JEAN-HYACINTHE (1748/1849) fut commandant de la Garde Nationale d’Ussel, maire de la ville, administrateur de la Corrèze, « syndic » puis vice-président du Directoire départemental. Il se mit au service de l’Empire et devint conseiller de préfecture à Tulle. De son mariage avec Madeleine Dubois de St Hilaire, il eut trois fils dont un seul, Jean-Jacques survécut.
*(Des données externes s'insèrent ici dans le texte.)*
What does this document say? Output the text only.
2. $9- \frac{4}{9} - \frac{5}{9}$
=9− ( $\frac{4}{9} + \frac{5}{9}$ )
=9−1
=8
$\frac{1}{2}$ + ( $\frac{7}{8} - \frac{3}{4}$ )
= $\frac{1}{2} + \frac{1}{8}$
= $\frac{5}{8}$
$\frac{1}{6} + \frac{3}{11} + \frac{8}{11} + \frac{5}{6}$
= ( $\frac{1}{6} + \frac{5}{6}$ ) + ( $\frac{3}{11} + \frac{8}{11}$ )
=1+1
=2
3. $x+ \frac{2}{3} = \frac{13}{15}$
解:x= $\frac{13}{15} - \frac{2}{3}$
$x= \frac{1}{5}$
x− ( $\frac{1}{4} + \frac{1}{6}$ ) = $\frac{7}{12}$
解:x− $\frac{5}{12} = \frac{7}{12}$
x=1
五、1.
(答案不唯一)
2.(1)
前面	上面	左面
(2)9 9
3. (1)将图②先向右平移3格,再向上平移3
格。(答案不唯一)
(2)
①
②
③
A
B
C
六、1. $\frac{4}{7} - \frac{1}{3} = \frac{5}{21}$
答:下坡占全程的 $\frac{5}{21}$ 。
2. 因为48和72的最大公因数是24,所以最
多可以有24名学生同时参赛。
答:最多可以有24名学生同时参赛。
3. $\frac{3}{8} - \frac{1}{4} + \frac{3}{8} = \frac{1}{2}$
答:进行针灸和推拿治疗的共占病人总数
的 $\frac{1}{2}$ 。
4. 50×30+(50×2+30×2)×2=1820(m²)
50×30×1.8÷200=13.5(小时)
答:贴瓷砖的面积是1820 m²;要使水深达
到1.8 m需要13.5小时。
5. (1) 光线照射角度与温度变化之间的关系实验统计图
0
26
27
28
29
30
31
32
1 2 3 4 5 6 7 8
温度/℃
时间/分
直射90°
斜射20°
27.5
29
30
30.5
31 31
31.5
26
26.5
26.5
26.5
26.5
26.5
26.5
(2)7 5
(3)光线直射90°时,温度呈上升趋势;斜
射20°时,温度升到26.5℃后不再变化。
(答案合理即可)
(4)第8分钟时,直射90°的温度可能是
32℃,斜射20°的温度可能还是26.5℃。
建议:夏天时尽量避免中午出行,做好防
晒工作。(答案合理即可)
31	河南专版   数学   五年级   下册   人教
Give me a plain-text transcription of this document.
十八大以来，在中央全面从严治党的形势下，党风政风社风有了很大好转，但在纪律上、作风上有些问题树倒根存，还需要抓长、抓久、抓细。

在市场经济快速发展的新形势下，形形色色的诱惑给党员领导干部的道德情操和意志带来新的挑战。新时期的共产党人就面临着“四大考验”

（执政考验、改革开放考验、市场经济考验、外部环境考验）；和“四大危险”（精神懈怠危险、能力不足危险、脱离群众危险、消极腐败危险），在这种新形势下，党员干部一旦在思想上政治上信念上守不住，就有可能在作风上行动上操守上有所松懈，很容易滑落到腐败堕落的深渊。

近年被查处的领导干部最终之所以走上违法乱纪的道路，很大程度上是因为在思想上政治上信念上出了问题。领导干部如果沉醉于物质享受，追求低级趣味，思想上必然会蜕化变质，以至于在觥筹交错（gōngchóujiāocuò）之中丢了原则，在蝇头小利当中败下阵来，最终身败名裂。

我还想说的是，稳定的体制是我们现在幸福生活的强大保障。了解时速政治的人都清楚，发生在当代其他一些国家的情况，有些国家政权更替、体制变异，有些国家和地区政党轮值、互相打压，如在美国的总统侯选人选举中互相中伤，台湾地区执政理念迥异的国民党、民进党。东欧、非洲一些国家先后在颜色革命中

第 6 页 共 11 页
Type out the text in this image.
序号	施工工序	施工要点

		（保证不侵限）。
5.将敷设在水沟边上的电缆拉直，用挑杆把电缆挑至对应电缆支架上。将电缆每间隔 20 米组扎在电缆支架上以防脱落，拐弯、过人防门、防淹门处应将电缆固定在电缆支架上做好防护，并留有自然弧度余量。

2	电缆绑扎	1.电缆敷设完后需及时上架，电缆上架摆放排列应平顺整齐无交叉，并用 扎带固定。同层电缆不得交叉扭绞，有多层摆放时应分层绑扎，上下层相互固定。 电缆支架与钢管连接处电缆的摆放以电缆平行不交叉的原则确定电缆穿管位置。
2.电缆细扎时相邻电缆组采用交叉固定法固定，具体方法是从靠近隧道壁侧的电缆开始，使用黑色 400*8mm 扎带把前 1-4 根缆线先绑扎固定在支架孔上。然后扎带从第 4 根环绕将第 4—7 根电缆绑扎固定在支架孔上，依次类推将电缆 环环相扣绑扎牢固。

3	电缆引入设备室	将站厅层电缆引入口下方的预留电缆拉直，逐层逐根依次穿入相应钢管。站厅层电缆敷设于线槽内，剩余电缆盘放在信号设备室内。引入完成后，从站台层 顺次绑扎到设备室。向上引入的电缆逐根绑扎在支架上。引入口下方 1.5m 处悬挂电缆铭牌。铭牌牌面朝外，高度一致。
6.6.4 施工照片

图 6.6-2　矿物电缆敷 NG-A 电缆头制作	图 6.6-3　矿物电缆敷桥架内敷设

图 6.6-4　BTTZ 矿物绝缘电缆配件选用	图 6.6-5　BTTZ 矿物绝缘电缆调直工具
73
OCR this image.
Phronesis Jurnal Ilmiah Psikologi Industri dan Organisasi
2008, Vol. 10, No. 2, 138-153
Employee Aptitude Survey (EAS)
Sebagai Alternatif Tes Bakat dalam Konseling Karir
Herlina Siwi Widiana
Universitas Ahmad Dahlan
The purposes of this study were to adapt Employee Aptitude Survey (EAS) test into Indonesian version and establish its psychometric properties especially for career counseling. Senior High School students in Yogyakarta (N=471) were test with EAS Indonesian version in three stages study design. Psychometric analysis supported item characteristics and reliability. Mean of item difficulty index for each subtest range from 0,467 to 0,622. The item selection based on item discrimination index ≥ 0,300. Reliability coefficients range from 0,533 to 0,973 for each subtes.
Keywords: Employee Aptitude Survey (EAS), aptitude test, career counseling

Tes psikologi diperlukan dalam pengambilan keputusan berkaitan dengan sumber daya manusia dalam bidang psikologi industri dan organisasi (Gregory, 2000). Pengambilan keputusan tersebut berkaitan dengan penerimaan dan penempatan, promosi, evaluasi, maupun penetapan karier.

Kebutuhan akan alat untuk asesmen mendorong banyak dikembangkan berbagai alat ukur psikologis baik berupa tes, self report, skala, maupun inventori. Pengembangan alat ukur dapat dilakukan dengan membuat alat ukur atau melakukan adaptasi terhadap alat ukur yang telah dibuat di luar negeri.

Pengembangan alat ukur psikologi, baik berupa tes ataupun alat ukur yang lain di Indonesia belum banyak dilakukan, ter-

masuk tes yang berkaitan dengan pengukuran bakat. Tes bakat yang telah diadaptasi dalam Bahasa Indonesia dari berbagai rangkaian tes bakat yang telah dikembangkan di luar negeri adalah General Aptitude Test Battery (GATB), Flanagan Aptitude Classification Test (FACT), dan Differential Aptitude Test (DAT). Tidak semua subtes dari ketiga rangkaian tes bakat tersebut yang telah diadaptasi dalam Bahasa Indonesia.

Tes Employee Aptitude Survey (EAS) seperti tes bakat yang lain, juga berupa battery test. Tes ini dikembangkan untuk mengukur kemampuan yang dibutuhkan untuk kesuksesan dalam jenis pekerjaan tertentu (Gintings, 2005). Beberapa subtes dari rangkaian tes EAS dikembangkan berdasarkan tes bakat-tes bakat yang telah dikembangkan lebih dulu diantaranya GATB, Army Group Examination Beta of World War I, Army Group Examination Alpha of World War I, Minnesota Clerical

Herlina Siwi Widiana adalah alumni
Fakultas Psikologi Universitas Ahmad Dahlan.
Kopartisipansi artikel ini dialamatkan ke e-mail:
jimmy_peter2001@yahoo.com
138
JEAN-HYACINTHE (1809/1891) s’installe à Neuvic en 1834. Marié en 1840 à Claire Esquirou de Parieu, ses deux fils, Philibert et Paul y naquirent. Maire de Neuvic de 1851 à 1857, il fut également conseiller général du canton. Sous son impulsion, la Ferme-Ecole des Plaines, domaine important lui appartenant, verra le jour en 1849. Il en fut le directeur jusqu’à sa mort, ce seront les prémisses du futur Lycée Agricole Henri Queuille. Il commença à planter des « arbres verts » et fut l’un des précurseurs de la « reforestation » du pays.
PHILIBERT (1841/1918) son diplôme de Polytechnique et des Ponts et Chaussées en poche participa à la mise en place du chemin de fer sous le Second Empire. Après la guerre de 1870, il épousa Marguerite Darcel. Son beau-père, Jean Darcel, travaillait avec Mr Alphand à la création du parc des Buttes Chaumont, du bois de Boulogne et de Vincennes. Cela eut une influence sur l’évolution du parc de Neuvic. Après le décès de son père, il s’occupa du domaine et planta, entre autres dans le parc, les deux grands cèdres bleus de l’Atlas à la naissance de Jean et de Jacques. Egalement homme de lettres, il participera au mouvement félibréen dès 1896 et publiera en 1917 les « Visions limousines ».